The Belfast skyline has changed forever with the demolition of three of the city's tallest chimneys.
The chimneys at the power station will be razed to the ground
The 240ft chimneys, which overlooked Belfast Lough, have been brought down in a series of controlled explosions at 1900 BST on Friday.
They belonged to a power station which closed in 2002. Once Ireland's largest power station, it produced 240 megawatts of electricity at its peak.
Public access to the demolition site was restricted for safety reasons.
Robin Greer of Northern Ireland Electricity said it was a landmark event.
Power station facts
7,000 piles were used to build it
600,000 tons of coal was burnt annually
Two 30mw and three 60mw generators powered it
Four cranes each unloaded 150 tons of coal an hour
"The demolition of the chimneys not only changes the Belfast skyline, it marks a new opportunity for power generation in Northern Ireland," he said.
"Once the demolition project is completed, the site will be kept in a landbank reserved for future electricity generation."
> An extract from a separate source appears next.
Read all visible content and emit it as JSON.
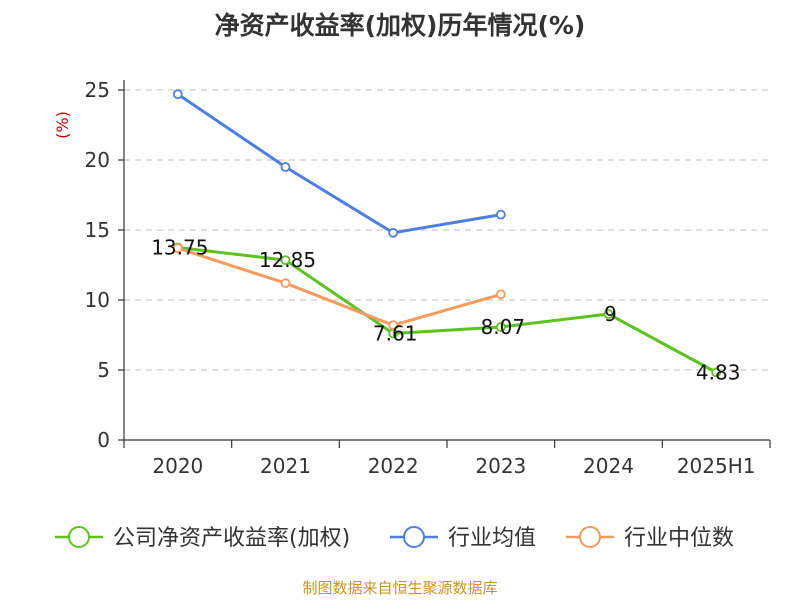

Power Station West, which cost £15m to build, was the largest electrical generating plant in Ireland when it opened in 1961. It employed more than 400 people.
It was bought by NIGEN in 1992 following privatisation of the power stations across Northern Ireland.
Since its closure, NIE has been responsible for managing the site, including the decommissioning and demolition of the power station.
It was prepared for demolition over the past 18 months. The rest of the site will be demolished over the next eight months.
Power stations in Northern Ireland are not operated by NIE but were sold to a range of bidders in 1992.
Typically 60% - 80% of an electricity bill is generation costs.